Currently, he is taking online classes on campus at Columbia, which he does not particularly enjoy. He feels like online classes keep him from actively participating in the class, as it is easy to get distracted. Because this is a non-traditional semester and Hassan’s first time away from home for this long, he’s having a hard time staying motivated. “It’s not that I’m not doing work – it’s that I’m taking too long to do it. So, I’m currently balancing strategies that have revitalized my motivation successfully.” Hassan has found that taking breaks from his homework and going out to explore New York City with friends at night has helped him manage his stress while on campus this fall.
Despite how tough this year has been, Hassan remains positive and is looking forward to next summer.

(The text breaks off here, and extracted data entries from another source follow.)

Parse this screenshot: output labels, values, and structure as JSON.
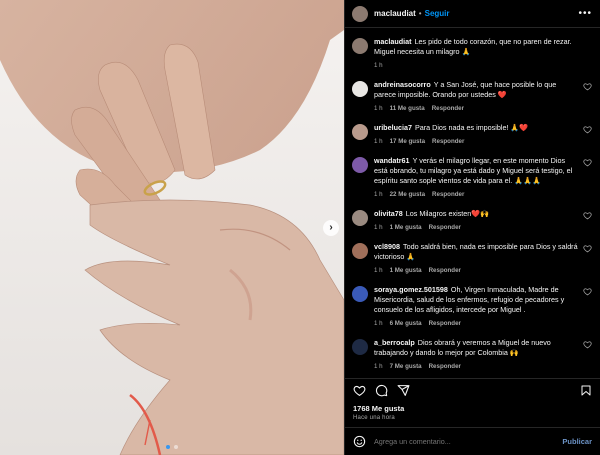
{
  "post": {
    "author": "maclaudiat",
    "separator": "•",
    "follow_label": "Seguir",
    "more_icon": "more-icon",
    "caption": {
      "user": "maclaudiat",
      "text": "Les pido de todo corazón, que no paren de rezar. Miguel necesita un milagro 🙏",
      "time": "1 h"
    }
  },
  "comments": [
    {
      "user": "andreinasocorro",
      "text": "Y a San José, que hace posible lo que parece imposible. Orando por ustedes ❤️",
      "time": "1 h",
      "likes": "11 Me gusta",
      "reply": "Responder"
    },
    {
      "user": "uribelucia7",
      "text": "Para Dios nada es imposible! 🙏❤️",
      "time": "1 h",
      "likes": "17 Me gusta",
      "reply": "Responder"
    },
    {
      "user": "wandatr61",
      "text": "Y verás el milagro llegar, en este momento Dios está obrando, tu milagro ya está dado y Miguel será testigo, el espíritu santo sople vientos de vida para el. 🙏🙏🙏",
      "time": "1 h",
      "likes": "22 Me gusta",
      "reply": "Responder"
    },
    {
      "user": "olivita78",
      "text": "Los Milagros existen❤️🙌",
      "time": "1 h",
      "likes": "1 Me gusta",
      "reply": "Responder"
    },
    {
      "user": "vcl8908",
      "text": "Todo saldrá bien, nada es imposible para Dios y saldrá victorioso 🙏",
      "time": "1 h",
      "likes": "1 Me gusta",
      "reply": "Responder"
    },
    {
      "user": "soraya.gomez.501598",
      "text": "Oh, Virgen Inmaculada, Madre de Misericordia, salud de los enfermos, refugio de pecadores y consuelo de los afligidos, intercede por Miguel .",
      "time": "1 h",
      "likes": "6 Me gusta",
      "reply": "Responder"
    },
    {
      "user": "a_berrocalp",
      "text": "Dios obrará y veremos a Miguel de nuevo trabajando y dando lo mejor por Colombia 🙌",
      "time": "1 h",
      "likes": "7 Me gusta",
      "reply": "Responder"
    }
  ],
  "stats": {
    "likes": "1768 Me gusta",
    "time": "Hace una hora"
  },
  "composer": {
    "placeholder": "Agrega un comentario...",
    "post_label": "Publicar"
  },
  "icons": [
    "like-icon",
    "comment-icon",
    "share-icon",
    "save-icon",
    "emoji-icon",
    "heart-icon",
    "next-icon"
  ],
  "colors": {
    "accent": "#0095f6",
    "background": "#000000",
    "muted": "#a8a8a8"
  }
}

He plans on securing a position with the Department of Homeland Security’s Office of Intelligence and an Analysis Internship Program in D.C. “While I don’t see myself working entirely in domestic security, I look forward to the intelligence portion of the experience so that I can better plan out my career goals.”
As Hassan reflects on both the pandemic and the current racial justice movement, he shares that for many students like himself, college, and America is a generationally unfamiliar environment. “I’d like to see more community building sessions that serve the role of shared spaces where we can come to talk about and receive support for our worries. These spaces can double as avenues where we share with one another specific resources to address our fears – whether they are academic, financial, psychological, etc.” Hassan also thinks that colleges should play an active role in recognizing the unique challenges their students are facing. Not all students can give 100% to the class consistently over the semester, so flexible attendance policies, Zoom recordings, and relaxed due dates can relieve some of the worries of those students facing special circumstances.

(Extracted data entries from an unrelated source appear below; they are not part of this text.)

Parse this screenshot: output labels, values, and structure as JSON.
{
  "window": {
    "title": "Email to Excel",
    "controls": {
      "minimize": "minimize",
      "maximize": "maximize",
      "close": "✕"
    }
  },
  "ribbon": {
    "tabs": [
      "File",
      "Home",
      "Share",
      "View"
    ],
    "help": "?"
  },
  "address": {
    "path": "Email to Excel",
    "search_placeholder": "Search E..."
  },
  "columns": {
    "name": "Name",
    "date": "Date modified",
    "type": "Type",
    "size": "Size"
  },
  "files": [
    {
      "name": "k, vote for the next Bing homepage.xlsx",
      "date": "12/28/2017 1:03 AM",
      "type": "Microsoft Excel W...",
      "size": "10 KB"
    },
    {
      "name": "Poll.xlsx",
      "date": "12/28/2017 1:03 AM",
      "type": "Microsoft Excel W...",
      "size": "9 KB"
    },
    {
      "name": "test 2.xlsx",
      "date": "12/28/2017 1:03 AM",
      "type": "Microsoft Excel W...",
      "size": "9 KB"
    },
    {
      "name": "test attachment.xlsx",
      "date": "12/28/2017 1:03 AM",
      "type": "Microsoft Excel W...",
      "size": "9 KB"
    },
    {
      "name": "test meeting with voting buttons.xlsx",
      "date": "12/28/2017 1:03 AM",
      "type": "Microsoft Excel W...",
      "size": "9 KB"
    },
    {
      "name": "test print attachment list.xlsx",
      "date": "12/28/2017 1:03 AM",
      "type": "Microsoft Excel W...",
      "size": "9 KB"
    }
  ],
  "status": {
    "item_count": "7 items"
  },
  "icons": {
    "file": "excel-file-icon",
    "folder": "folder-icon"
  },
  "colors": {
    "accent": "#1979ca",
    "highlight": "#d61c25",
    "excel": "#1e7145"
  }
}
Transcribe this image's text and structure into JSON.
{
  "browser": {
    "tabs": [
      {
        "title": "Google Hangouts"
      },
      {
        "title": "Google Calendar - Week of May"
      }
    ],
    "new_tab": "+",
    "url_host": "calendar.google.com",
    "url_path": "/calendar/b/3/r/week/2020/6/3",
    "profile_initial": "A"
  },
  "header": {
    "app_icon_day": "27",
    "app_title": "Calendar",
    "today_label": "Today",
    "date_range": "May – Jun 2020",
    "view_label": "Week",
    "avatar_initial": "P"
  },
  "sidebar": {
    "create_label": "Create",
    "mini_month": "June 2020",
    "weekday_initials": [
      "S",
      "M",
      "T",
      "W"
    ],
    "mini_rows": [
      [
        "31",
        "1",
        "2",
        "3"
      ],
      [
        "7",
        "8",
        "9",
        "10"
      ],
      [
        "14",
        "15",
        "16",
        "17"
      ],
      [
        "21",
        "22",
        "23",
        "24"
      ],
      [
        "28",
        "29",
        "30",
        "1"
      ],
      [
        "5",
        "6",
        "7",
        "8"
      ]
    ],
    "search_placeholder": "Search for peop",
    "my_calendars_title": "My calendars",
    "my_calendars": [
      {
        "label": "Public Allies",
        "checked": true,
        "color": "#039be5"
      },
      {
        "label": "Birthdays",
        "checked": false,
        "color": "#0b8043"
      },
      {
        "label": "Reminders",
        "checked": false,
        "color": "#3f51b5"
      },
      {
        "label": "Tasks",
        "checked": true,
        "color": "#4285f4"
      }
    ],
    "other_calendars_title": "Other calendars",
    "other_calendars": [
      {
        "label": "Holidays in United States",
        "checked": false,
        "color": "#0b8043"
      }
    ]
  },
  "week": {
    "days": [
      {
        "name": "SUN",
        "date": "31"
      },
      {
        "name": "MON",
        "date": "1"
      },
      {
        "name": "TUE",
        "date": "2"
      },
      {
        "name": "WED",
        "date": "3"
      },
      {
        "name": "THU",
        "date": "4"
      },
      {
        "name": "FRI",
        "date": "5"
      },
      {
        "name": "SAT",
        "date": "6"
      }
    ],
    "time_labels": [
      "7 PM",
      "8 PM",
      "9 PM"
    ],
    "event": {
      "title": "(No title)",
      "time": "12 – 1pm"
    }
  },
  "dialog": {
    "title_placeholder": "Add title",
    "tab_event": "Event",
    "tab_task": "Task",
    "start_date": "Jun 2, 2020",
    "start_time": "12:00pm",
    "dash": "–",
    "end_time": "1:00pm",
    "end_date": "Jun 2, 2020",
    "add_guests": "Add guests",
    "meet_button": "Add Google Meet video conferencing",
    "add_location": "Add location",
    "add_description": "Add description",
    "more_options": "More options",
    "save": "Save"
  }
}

Looking back at the Aspects of Leadership Summer Institute he attended in 2019 at Princeton University, he reflects on the strong community of FGLI Scholars, counselors, and mentors with who took the time to understand his challenges and supported him through them. “LEDA provides Scholars with substantial academic and professional support, including career readiness, internships, fellowships, and other opportunities. And, the best part is that you will navigate all of these resources with the LEDA Scholars on your campus and your greater LEDA Scholar community. That means, regardless of where you go, you’ll always have a friend to support you!”